If you're uncomfortable filing online, visit the Registrar's Office in Kuala Lumpur.

Is it possible to forget about money in this day and age of belt tightening and roller coaster economic news? Apparently so – at least in Malaysia where the Unclaimed Moneys Act of 1965 continues to help claimants get lost funds nearly half a century later. If you believe you are owed money due to financial interests in Malaysia, it can't hurt to dig up any documentation you may possess to prove ownership. You don't have to travel to Kuala Lumpur, by the way, so long as you can access the government's website.

Importance of the Unclaimed Moneys Act of 1965

Until the Unclaimed Moneys Act of 1965 was passed into law by the government of Malaysia, little effort was made to find claimants of bank funds, insurance policies and even unclaimed job salaries. Cash languished and presented accounting dilemmas for companies and banks. The only "public record" listing unclaimed money was the Government Gazette, a publication rarely made available or even known to the average Malaysian citizen who, despite having a valid claim, literally had no idea how to go about getting his cash.
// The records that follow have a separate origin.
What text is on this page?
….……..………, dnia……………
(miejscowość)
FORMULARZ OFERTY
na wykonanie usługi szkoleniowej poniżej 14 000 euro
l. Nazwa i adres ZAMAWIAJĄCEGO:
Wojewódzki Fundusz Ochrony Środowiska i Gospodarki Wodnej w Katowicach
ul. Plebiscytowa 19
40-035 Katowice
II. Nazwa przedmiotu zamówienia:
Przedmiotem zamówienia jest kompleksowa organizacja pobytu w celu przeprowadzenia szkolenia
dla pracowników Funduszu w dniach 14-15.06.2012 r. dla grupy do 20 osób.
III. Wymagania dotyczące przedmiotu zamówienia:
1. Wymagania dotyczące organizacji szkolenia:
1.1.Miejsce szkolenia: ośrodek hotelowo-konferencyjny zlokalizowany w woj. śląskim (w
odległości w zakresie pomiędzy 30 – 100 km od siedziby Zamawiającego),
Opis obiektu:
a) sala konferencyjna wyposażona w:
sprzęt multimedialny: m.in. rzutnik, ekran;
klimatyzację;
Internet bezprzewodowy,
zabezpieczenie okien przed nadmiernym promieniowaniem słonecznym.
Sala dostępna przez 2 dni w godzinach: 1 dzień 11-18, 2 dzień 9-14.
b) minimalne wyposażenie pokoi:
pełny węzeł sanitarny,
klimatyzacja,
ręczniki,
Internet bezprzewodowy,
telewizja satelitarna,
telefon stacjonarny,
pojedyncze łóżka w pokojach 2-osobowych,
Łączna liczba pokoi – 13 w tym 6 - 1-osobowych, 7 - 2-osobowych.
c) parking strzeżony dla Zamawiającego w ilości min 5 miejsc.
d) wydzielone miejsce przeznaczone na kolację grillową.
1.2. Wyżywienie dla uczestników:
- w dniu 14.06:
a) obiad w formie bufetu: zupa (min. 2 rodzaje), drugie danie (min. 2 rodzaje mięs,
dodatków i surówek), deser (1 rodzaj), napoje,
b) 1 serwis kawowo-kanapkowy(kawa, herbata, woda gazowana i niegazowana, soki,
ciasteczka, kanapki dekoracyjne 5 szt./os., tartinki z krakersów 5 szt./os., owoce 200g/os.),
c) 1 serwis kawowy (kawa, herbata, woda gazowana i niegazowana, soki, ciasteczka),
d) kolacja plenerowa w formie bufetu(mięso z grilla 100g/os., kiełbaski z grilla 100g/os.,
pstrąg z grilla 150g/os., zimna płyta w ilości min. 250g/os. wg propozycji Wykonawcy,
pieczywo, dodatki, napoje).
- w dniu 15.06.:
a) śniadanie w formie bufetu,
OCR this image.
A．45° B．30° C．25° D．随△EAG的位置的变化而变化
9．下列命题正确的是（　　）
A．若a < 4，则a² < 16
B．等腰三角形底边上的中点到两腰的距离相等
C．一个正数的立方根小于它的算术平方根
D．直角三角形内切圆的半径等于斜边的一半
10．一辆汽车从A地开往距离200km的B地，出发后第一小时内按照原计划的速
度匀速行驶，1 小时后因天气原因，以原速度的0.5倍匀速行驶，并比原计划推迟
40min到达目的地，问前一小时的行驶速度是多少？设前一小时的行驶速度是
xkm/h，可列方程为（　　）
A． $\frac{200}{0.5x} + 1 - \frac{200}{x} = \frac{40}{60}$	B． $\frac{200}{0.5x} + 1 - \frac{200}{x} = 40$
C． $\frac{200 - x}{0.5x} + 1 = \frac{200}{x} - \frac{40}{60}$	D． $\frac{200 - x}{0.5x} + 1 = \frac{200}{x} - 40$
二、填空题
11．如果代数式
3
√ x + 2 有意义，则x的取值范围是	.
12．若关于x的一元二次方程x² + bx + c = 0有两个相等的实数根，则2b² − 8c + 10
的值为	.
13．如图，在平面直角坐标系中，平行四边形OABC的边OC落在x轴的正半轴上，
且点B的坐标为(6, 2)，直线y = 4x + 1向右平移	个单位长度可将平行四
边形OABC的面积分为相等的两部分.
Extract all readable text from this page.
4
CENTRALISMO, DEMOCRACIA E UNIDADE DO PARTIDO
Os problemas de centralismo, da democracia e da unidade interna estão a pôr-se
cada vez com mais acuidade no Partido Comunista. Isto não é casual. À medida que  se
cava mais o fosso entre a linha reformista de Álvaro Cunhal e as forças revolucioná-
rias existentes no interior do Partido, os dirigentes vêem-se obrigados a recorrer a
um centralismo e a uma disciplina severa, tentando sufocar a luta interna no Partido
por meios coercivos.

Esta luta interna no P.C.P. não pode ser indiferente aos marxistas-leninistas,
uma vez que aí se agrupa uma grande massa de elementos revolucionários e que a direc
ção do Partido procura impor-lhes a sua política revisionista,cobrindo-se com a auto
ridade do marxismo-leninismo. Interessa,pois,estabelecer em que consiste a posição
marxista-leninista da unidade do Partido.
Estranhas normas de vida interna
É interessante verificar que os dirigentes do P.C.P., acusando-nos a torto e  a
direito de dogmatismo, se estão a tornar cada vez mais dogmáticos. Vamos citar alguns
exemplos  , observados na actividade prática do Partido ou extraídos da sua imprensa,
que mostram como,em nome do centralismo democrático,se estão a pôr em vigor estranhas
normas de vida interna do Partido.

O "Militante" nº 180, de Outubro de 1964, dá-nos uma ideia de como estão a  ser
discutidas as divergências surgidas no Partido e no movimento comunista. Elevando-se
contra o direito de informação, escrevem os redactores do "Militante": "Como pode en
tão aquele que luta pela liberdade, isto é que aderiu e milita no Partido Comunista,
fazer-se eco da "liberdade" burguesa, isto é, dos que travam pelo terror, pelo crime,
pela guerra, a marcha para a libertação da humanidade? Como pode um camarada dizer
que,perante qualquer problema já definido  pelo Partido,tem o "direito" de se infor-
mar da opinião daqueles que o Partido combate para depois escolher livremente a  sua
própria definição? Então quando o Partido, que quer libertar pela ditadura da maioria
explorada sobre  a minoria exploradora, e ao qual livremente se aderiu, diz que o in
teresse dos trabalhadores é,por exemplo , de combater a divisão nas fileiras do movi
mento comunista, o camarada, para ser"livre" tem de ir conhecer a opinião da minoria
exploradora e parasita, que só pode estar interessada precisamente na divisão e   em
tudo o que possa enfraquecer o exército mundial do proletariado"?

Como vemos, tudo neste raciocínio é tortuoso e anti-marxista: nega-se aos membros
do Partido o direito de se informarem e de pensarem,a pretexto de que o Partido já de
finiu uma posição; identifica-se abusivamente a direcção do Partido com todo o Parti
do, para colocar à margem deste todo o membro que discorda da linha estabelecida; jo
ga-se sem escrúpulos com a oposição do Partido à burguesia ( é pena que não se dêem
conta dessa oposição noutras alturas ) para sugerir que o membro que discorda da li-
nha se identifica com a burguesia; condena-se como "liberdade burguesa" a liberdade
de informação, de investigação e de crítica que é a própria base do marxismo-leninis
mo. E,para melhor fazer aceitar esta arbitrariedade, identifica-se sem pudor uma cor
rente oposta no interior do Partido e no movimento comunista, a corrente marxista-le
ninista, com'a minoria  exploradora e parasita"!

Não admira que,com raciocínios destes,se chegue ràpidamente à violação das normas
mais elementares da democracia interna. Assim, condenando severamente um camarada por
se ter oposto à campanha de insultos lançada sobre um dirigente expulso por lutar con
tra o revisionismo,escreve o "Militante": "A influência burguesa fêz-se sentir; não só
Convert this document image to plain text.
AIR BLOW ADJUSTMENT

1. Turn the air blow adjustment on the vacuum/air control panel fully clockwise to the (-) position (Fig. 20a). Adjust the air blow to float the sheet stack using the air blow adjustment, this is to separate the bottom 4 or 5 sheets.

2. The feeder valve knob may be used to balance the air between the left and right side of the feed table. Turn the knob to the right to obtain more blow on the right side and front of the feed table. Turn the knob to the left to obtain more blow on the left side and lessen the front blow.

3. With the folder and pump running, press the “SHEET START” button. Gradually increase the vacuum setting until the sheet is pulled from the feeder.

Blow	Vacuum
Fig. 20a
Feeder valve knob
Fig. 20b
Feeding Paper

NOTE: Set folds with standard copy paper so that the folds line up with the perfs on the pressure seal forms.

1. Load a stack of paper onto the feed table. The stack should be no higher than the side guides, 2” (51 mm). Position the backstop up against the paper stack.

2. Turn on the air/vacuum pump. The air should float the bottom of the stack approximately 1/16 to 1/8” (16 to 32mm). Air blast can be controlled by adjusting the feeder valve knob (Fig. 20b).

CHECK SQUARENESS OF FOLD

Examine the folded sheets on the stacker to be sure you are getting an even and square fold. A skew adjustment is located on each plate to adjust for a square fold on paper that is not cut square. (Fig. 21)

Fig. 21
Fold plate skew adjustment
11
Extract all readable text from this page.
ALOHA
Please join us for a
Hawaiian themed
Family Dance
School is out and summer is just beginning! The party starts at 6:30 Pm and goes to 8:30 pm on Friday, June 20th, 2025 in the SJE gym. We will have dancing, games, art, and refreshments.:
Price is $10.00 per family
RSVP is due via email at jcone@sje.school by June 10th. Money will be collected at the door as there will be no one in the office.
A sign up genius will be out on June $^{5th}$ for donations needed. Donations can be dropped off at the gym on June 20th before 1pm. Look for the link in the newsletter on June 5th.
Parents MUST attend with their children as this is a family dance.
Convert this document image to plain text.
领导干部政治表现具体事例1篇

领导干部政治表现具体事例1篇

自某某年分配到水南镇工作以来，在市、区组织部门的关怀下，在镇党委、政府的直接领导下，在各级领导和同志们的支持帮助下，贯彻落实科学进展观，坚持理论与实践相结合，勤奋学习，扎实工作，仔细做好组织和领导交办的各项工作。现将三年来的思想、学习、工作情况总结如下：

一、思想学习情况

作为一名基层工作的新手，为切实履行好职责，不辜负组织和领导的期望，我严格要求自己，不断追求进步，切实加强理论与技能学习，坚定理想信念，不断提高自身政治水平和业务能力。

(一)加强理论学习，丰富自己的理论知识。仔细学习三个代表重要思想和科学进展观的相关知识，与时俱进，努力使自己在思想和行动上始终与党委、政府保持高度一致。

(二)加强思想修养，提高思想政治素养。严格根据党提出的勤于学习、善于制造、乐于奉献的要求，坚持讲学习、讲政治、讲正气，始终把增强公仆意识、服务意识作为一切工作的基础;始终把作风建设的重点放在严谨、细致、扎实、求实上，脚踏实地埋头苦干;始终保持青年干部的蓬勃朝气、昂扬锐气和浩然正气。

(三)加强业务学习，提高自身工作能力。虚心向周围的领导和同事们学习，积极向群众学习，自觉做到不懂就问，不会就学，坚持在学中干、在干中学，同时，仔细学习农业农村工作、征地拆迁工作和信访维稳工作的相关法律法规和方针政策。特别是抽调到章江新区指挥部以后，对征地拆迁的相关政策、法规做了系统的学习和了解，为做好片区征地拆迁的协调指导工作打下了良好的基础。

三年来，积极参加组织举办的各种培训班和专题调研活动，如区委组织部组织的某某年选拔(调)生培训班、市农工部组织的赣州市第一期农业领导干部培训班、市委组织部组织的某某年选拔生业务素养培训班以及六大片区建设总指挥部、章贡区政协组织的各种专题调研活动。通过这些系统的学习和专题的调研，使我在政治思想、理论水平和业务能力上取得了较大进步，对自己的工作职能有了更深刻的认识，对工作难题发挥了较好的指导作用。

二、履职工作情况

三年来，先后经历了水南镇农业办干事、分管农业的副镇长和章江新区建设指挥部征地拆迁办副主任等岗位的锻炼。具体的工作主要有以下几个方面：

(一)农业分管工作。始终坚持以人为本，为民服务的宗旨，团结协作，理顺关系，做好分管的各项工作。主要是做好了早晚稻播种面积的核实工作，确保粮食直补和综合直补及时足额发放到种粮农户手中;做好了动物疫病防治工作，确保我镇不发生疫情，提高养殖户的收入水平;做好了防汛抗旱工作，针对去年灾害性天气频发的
Reasons Money Goes Unclaimed

The most often-cited reasons for uncollected funds include forgetting that a small account exists, relocating and failing to claim a cash balance and death of an account holder. A surprising number of cases of unclaimed cash arise as a result of bank mergers and closings that left depositors thinking their money would not be returned. A large community of claimants is made up of folks have no idea they've been left funds.

Unclaimed Moneys Act Sources

According to the Unclaimed Moneys Act of 1965, every business, corporation, board and trade union in Malaysia is legally obligated to report unclaimed money to the government so claimants can go to a central authority to track down this cash. This means the proceeds of dormant bank accounts, investment dividends, unclaimed life insurance policies, salaries and even unclaimed cash contributed to the nation's Employees Provident Fund all wind up in this central location.

File a 1965 Moneys Act Claim

If you suspect that unclaimed cash has your name on it, contact the Registrar of Unclaimed Moneys via their website, www.umaca.my. This free search requires you to identify yourself or provide an identification number assigned to you by the Registrar's office if you've already started the process. If you're uncomfortable using the Internet, bring identification to the registrar's office in Kuala Lumpur to pursue a claim. That stated, the government has been working hard to build its unclaimed money archives, but at the time of publication, the project is still a work in progress.

Unclaimed Money Act Fees

To keep the unclaimed money database updated, the Malaysian government imposes a sliding fee scale upon claimants whose recovered funds are substantial. Once you track down your missing money on the website, if the value of your account is small, there's no charge to file a request for the cash, but if your account has a substantial amount of unclaimed money, a 10 percent fee will be imposed on that amount to help underwrite the cost of this valuable service.